Review current mortgage refinance rates, compare lenders and see what you qualify for.
Learn moreWhat is mortgage refinancing?
Mortgage refinancing means you replace your current home loan with a new one. The borrowed funds from your new mortgage pay off your existing loan. Most people refinance to lock in a lower interest rate or to shorten the mortgage term.
A cash-out refinance lets you borrow additional cash against your equity, but it also means owing more on your home and resetting your interest clock on a larger balance. If you're covering a one-time cost like debt consolidation or a major repair, compare a cash-out refinance against a home equity loan or HELOC first. Either one can get you cash without touching your primary mortgage rate.
Factors that affect your mortgage refinance
You navigated underwriting once to buy this home, so your financial profile has already been tested. If you've kept up with your payments, refinancing mostly comes down to getting lenders to compete for a rate you've already proven you can handle. Loan terms typically depend on:
- Credit score: You’ll need a minimum of 620, but higher is better. Lenders’ highest rates typically go to borrowers with scores above 780.
- Debt-to-income ratio: Generally, lenders want 43% or less of your gross monthly income going toward debt payments, including your mortgage. A higher ratio may still qualify if you have several months of mortgage payments in reserve or other compensating factors a lender can verify.
- Solid payment history: If you've made your recent mortgage payments on time, your odds of approval go up.
- Loan-to-value ratio: This compares the amount you owe to your home's current value. Conventional lenders generally require at least 20% equity for the best rates and to avoid mortgage insurance, but government-backed options like FHA and VA refinances allow you to qualify with less equity.

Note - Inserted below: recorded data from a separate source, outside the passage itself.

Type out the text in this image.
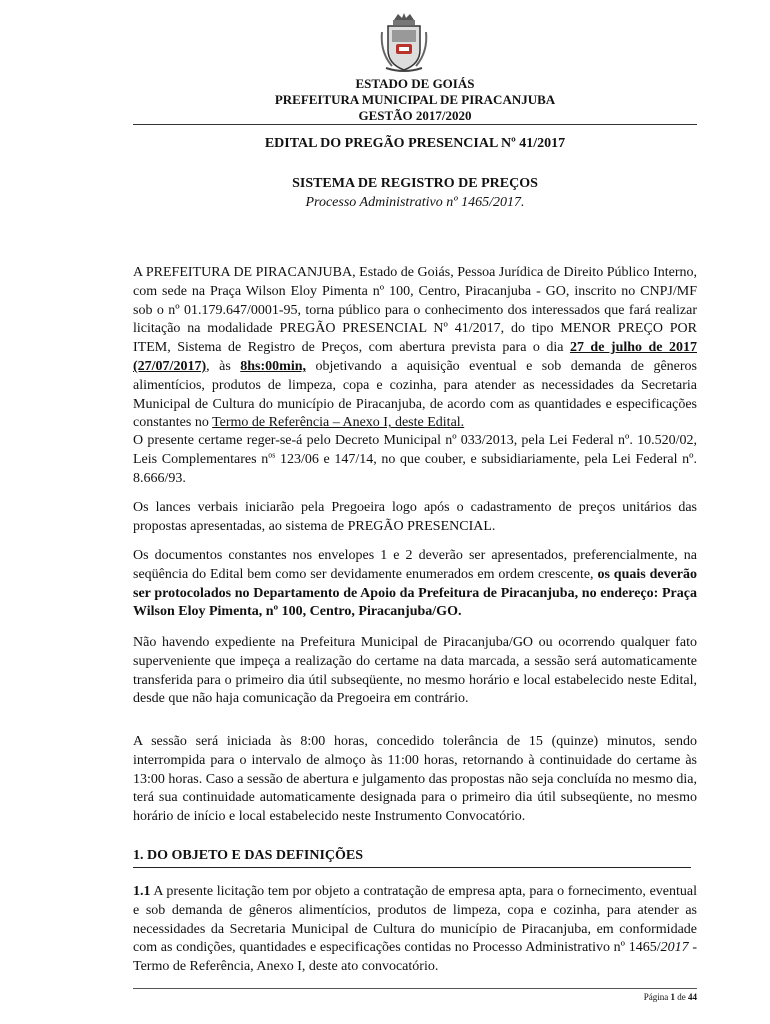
ESTADO DE GOIÁS
PREFEITURA MUNICIPAL DE PIRACANJUBA
GESTÃO 2017/2020
EDITAL DO PREGÃO PRESENCIAL Nº 41/2017
SISTEMA DE REGISTRO DE PREÇOS
Processo Administrativo nº 1465/2017.
A PREFEITURA DE PIRACANJUBA, Estado de Goiás, Pessoa Jurídica de Direito Público Interno, com sede na Praça Wilson Eloy Pimenta nº 100, Centro, Piracanjuba - GO, inscrito no CNPJ/MF sob o nº 01.179.647/0001-95, torna público para o conhecimento dos interessados que fará realizar licitação na modalidade PREGÃO PRESENCIAL Nº 41/2017, do tipo MENOR PREÇO POR ITEM, Sistema de Registro de Preços, com abertura prevista para o dia 27 de julho de 2017 (27/07/2017), às 8hs:00min, objetivando a aquisição eventual e sob demanda de gêneros alimentícios, produtos de limpeza, copa e cozinha, para atender as necessidades da Secretaria Municipal de Cultura do município de Piracanjuba, de acordo com as quantidades e especificações constantes no Termo de Referência – Anexo I, deste Edital.
O presente certame reger-se-á pelo Decreto Municipal nº 033/2013, pela Lei Federal nº. 10.520/02, Leis Complementares $n^{os}$ 123/06 e 147/14, no que couber, e subsidiariamente, pela Lei Federal nº. 8.666/93.
Os lances verbais iniciarão pela Pregoeira logo após o cadastramento de preços unitários das propostas apresentadas, ao sistema de PREGÃO PRESENCIAL.
Os documentos constantes nos envelopes 1 e 2 deverão ser apresentados, preferencialmente, na seqüência do Edital bem como ser devidamente enumerados em ordem crescente, os quais deverão ser protocolados no Departamento de Apoio da Prefeitura de Piracanjuba, no endereço: Praça Wilson Eloy Pimenta, nº 100, Centro, Piracanjuba/GO.
Não havendo expediente na Prefeitura Municipal de Piracanjuba/GO ou ocorrendo qualquer fato superveniente que impeça a realização do certame na data marcada, a sessão será automaticamente transferida para o primeiro dia útil subseqüente, no mesmo horário e local estabelecido neste Edital, desde que não haja comunicação da Pregoeira em contrário.
A sessão será iniciada às 8:00 horas, concedido tolerância de 15 (quinze) minutos, sendo interrompida para o intervalo de almoço às 11:00 horas, retornando à continuidade do certame às 13:00 horas. Caso a sessão de abertura e julgamento das propostas não seja concluída no mesmo dia, terá sua continuidade automaticamente designada para o primeiro dia útil subseqüente, no mesmo horário de início e local estabelecido neste Instrumento Convocatório.
1. DO OBJETO E DAS DEFINIÇÕES
1.1 A presente licitação tem por objeto a contratação de empresa apta, para o fornecimento, eventual e sob demanda de gêneros alimentícios, produtos de limpeza, copa e cozinha, para atender as necessidades da Secretaria Municipal de Cultura do município de Piracanjuba, em conformidade com as condições, quantidades e especificações contidas no Processo Administrativo nº 1465/2017 - Termo de Referência, Anexo I, deste ato convocatório.
Página 1 de 44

As with your original mortgage, expect to provide recent pay stubs, tax returns, bank statements and other financial documents.
What to consider next
Is now the right time to refinance your mortgage? If your break-even point is under 3 years and you plan to stay in the home that long, refinancing at today's rates is worth pursuing now. If your break-even point is longer than you plan to stay, hold off and keep tracking rates. Either way, get quotes from at least three lenders before you decide — that single step is where most borrowers in Bankrate's Hidden Homeownership Tax research left money on the table.
When you narrow it down to a few lenders, apply for preapproval. Each will send you a loan estimate breaking down your new loan's rate and fees. Use those estimates to compare lenders side by side to see which one actually gets you the best deal.